Ecevitçi bu çizgi, ilk dönemlerde, gelenekle gelecek arasında hakem olma amacını güden İnönü’den destek görürken, ilerleyen aşamalarda, gerçek kimliğini İnönü’nün o ana kadar üzerinde yükseldiği temellere balyoz indirerek göstermiştir. İnönü’ye göre; ordu, ülkenin temel bileşenlerinden biriydi ve ‘71 Muhtırası, desteklenmesi gereken bir hareketti. Ecevit ise, bu hareketin demokrasiyle bağdaşmayan yanlarını ortaya sererken, Atatürk’ün gölgesinden faydalanmaktaysa da, bir tür ikincil ödipal imge olan İnönü’nün bu iktidar arayışına karşı tavrını genel sekreterlikten ayrılarak somutlaştırıyordu. Özünde bu hareket, ideolojik çatallanmaları bir kenara koyarsak, Terakkiperver Fırka, Demokrat Parti deneyimlerinden sonra İnönü cephesindeki statükoya karşı yeni bir başkaldırı olarak isimlendirilebilir. Ecevit’in, “Ortanın Solu” ile parti içine saldığı “korku” tohumları, bu kez muhtıraya karşı olmak gibi tam bir gelenek dışılıkla bezenince, iktidarın yeniden tanımlanmasının kapısı aralanmıştır. CHP içindeki diğer muhalefet oluşumlarından farkını, parti içi çözüm bulma adına genel sekreterlikten istifa etmekle koyan Ecevit, elitlerin en büyük anti- tezi olarak beliren yerel örgütlerle temasa geçme yolunu kullanarak merkezi sarsmayı başarmıştır. Bu doğrultuda Mayıs 1972 Kurultayı’na çıkarken 43 il başkanının, 8 il temsilcisinin, 55 il gençlik kolu temsilcisinin, 7 gençlik kolu başkanının desteğini arkasına aldı.[8] Muhafazakâr kanattan (ki son dönemde bu önermeye İnönü de katılacaktır) partiyi sosyalist yapma noktasında eleştiri toplayan Ecevit, “Ortanın Solu” tarifini getirirken, teorik arka planını ‘aşırı sağ’- ‘aşırı sol’ yelpazesinden yararlanarak çizmiştir.[9]

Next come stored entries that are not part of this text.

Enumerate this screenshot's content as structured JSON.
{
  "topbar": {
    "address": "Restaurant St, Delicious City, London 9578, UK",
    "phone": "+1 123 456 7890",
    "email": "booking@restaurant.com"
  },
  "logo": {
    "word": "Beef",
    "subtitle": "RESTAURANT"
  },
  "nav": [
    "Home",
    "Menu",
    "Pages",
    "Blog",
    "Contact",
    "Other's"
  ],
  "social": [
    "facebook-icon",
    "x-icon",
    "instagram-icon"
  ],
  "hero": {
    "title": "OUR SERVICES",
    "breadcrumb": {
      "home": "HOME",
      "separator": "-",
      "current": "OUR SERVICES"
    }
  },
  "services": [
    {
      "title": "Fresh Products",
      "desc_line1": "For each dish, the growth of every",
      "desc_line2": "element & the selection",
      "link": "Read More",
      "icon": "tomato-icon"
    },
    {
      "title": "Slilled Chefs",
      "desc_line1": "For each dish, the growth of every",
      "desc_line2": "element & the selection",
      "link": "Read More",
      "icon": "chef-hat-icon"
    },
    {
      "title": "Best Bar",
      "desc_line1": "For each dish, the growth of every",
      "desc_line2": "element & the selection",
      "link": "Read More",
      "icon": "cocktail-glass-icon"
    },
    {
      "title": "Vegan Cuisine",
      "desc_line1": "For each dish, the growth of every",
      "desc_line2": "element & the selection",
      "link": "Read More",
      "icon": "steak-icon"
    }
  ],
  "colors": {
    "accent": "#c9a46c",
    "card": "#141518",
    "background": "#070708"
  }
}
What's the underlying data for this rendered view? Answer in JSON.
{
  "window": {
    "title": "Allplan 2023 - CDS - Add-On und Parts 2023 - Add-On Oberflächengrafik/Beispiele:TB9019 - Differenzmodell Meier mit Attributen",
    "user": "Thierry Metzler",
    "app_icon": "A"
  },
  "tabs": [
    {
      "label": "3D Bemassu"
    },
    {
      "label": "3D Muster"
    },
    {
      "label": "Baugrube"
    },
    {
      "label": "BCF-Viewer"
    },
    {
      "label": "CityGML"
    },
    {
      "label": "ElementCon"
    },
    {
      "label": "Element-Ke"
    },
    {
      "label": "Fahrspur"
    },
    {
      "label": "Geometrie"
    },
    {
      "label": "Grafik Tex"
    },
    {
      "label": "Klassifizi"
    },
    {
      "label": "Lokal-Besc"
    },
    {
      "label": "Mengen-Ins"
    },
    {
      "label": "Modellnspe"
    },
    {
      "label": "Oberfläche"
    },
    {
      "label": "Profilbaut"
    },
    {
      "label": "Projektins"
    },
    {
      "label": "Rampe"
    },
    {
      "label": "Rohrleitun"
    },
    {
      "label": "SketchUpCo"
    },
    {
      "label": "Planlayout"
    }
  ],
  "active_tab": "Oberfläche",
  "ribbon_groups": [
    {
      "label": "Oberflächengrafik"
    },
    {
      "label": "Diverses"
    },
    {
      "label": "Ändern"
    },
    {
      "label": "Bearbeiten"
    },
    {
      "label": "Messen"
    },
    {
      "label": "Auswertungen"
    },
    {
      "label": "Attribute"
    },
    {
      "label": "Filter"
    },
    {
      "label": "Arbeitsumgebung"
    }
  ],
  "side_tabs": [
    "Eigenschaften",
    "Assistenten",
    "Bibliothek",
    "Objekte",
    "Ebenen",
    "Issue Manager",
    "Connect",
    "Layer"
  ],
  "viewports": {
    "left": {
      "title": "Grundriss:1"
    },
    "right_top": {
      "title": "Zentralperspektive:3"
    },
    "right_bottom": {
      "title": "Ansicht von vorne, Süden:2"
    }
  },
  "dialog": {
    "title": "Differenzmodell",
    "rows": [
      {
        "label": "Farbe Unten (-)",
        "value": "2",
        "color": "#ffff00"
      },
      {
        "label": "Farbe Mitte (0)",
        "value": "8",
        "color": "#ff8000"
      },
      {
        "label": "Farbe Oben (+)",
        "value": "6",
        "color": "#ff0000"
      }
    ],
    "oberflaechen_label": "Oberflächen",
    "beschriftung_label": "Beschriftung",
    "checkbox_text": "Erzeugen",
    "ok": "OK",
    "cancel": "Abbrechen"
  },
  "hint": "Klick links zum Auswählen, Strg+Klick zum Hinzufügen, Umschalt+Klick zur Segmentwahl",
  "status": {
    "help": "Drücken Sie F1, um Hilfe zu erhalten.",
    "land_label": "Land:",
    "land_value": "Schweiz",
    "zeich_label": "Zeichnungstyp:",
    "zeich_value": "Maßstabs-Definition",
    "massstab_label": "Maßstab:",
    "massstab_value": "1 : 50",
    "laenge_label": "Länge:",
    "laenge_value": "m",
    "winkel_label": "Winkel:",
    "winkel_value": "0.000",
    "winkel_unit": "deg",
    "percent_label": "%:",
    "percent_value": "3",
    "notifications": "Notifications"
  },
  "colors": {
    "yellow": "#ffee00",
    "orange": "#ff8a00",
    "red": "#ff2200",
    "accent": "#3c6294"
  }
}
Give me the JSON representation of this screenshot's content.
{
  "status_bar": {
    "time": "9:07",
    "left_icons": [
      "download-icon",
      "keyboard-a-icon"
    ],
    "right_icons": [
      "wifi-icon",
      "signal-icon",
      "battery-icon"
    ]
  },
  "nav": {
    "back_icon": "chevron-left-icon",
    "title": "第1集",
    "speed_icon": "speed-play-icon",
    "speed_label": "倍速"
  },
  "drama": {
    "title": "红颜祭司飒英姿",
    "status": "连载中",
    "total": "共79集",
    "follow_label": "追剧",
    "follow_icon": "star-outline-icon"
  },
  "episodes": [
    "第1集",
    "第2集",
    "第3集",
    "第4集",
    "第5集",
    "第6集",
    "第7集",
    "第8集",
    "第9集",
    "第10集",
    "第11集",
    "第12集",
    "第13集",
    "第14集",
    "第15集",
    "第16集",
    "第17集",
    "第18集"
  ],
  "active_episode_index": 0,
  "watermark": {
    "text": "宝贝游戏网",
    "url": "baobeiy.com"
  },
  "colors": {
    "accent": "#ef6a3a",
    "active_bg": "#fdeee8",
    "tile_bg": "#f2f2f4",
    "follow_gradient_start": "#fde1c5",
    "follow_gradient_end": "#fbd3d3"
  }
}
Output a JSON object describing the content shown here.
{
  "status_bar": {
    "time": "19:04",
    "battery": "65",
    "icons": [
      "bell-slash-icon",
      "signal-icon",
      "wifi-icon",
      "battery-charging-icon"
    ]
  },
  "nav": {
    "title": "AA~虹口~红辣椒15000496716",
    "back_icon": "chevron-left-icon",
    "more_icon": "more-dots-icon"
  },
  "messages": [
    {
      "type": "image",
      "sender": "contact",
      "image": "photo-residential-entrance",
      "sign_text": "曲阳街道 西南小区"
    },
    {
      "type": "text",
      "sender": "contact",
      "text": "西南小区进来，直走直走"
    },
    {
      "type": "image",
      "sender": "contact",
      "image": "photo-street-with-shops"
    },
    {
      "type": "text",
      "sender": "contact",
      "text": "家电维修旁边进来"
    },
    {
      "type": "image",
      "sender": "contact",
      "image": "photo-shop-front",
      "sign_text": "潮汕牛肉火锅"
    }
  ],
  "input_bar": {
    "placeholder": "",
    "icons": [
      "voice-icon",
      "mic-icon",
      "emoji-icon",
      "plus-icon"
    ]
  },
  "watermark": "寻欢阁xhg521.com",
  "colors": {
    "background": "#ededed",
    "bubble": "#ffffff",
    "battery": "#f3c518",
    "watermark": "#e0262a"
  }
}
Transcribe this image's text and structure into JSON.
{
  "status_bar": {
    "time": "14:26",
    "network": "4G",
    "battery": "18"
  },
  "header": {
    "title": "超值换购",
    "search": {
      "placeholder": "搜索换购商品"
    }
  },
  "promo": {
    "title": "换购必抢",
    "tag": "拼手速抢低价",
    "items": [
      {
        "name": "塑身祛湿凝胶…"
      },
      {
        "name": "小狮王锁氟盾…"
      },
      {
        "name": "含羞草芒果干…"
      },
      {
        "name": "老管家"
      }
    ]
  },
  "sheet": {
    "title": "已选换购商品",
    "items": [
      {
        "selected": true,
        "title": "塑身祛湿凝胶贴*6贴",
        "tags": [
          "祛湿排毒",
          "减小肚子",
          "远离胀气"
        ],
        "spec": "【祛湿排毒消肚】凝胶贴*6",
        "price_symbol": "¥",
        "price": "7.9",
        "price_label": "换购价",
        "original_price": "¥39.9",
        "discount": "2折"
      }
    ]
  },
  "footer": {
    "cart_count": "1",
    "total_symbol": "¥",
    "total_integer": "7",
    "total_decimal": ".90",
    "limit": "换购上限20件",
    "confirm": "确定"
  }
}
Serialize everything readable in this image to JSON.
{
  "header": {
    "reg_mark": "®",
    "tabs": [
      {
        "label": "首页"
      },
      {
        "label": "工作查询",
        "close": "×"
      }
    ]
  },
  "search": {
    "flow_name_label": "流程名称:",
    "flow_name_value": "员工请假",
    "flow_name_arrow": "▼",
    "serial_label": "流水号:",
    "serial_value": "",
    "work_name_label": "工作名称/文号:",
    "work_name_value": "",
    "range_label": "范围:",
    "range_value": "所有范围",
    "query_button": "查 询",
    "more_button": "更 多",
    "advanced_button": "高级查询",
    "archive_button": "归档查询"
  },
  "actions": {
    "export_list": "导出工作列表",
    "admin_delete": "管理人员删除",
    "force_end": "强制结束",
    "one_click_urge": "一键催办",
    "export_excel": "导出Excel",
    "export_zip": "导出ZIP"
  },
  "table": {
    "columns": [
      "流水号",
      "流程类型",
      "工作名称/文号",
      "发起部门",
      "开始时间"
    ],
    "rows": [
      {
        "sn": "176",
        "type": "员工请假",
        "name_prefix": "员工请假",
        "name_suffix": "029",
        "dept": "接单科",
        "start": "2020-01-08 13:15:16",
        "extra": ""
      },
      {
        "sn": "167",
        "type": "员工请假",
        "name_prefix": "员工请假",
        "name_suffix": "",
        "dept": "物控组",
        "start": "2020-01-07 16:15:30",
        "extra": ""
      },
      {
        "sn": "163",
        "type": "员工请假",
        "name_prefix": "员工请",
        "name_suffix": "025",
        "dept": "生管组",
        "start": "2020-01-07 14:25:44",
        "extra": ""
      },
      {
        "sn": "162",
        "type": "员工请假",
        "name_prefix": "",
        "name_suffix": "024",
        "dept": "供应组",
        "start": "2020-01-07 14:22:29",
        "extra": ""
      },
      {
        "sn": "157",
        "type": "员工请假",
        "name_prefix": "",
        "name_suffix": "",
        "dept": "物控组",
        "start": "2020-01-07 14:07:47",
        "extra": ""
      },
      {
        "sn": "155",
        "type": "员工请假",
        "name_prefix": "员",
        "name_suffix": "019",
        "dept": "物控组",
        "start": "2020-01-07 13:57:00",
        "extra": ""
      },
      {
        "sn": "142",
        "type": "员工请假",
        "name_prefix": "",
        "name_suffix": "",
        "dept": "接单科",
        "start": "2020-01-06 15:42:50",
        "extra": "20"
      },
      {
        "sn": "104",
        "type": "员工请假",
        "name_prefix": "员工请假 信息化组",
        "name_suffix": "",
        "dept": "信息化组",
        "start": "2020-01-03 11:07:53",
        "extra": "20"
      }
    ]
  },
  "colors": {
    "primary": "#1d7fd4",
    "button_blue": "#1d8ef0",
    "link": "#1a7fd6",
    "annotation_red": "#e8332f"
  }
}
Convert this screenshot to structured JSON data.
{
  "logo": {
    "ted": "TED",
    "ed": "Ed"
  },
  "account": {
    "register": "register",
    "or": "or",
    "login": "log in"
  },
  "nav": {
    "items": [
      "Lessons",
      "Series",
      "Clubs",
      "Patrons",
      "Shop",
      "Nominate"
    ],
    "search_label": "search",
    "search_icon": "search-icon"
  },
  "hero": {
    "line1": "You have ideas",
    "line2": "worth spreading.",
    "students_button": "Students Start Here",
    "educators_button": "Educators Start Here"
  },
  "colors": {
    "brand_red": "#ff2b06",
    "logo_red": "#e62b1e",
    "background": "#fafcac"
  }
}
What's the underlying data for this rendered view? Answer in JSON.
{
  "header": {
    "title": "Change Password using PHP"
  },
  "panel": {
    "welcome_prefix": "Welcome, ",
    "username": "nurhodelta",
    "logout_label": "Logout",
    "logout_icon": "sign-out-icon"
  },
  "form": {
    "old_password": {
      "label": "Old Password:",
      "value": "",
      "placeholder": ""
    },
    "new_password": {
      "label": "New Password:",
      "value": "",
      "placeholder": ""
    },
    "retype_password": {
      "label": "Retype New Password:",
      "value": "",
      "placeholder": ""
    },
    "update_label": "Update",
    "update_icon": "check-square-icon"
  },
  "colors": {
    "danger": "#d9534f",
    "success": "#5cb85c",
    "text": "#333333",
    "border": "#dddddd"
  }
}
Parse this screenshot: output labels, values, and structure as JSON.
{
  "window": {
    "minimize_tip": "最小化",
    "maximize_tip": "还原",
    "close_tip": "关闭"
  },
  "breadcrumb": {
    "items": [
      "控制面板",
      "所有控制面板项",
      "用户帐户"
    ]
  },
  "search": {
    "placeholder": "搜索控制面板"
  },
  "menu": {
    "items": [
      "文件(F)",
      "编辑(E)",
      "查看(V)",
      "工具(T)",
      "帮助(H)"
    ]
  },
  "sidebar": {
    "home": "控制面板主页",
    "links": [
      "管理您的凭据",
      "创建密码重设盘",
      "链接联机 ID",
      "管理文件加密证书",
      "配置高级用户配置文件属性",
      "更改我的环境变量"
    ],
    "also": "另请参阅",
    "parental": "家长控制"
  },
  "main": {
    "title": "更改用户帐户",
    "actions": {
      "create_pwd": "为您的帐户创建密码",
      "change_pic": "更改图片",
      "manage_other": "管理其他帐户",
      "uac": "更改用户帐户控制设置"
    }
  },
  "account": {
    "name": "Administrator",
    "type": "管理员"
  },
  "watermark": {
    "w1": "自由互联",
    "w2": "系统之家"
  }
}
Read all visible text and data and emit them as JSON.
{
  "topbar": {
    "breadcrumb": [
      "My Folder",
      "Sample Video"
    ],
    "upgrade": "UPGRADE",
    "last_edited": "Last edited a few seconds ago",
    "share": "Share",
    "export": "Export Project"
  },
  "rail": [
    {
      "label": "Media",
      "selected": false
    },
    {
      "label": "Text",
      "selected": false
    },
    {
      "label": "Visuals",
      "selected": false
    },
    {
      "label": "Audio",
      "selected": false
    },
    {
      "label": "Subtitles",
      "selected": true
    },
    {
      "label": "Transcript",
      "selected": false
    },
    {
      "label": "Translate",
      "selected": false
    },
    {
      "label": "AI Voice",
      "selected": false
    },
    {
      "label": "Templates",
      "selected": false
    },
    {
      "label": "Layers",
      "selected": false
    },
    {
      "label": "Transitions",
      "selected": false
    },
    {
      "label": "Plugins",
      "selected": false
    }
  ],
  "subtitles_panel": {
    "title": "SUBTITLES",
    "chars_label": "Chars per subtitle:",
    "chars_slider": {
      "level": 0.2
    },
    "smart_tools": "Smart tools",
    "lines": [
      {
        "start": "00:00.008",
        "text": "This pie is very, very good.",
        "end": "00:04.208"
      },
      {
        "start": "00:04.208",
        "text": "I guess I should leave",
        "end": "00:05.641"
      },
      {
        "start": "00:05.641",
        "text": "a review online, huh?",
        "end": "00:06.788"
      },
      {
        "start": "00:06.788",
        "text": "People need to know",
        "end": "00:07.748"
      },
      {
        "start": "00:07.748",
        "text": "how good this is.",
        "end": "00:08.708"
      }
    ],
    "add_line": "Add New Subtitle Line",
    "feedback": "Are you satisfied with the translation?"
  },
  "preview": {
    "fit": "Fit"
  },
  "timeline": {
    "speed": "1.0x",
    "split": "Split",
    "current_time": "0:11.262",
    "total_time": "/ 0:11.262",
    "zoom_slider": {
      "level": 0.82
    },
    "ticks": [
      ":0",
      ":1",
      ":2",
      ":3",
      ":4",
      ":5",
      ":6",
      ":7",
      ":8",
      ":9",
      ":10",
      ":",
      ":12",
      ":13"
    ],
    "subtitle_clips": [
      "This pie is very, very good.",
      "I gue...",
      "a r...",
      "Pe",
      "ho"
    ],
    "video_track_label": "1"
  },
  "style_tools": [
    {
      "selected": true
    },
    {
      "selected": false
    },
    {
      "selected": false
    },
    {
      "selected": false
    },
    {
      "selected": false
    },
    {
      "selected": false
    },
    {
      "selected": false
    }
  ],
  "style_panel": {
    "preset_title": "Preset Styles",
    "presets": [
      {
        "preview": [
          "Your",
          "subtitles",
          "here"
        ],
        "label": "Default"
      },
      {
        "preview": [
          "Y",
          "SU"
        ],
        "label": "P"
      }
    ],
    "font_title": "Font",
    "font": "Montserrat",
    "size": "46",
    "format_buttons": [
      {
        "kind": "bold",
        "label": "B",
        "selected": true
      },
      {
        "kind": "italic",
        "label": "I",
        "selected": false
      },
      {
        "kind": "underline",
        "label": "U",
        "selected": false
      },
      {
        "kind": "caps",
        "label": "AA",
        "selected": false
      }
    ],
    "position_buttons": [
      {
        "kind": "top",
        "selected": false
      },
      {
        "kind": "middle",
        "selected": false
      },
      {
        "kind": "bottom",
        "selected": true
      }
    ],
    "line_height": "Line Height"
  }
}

Konumuz açısından burada belirtilmesi gereken önemli bir nokta da, CHP içinde yerele, halk katılımına verilen önemin bu elit formasyona rağmen gerçekleştiğini hatırlatmak, iktidarın tanımlanışının artık sokaktaki insan üzerinden yükseldiğini CHP’ye duyurmaktır: “Daha açık söylüyorum, vereceğimiz karar şudur: Demokratik bir partinin kanunlar(ın)a saygılı özgür üyeleri mi olacağız, yoksa kapıkulları mı olacağız?[10] Bu açıdan Ecevit’in, Osmanlı modernleşmesinden günümüze dek uzanan aydın-halk ikiliğine kulak vermenin anlamlı olacağını düşünüyoruz. Ecevit, Karagöz-Hacivat metaforunu (eğretilemesi) kullanarak yapmış olduğu bir çözümlemede, Hacivat’ı kendi toplumuna yabancılaşmış, seçkinci ve aydın Türk yönetici sınıfının bir temsilcisi olarak yorumlar, Türk halkının, seçkinlerle Karagöz sayesinde alay ettiği sonucuna ulaşır. Karagöz, bu sayede, yüzyıllardır yönetim kademesinden dışlanan Türkler için tepkilerini dile getirecek alternatif bir iktidar alanını, sivil toplumu oluşturmuştur. Karagöz ile Osmanlı rejimi eleştiriye tabi tutulmuş, devletin “sen benim işime karışma, ben de senin ne konuştuğuna” şeklinde özetlenebilecek felsefesi, meddahta kendisini göstermiştir.[11]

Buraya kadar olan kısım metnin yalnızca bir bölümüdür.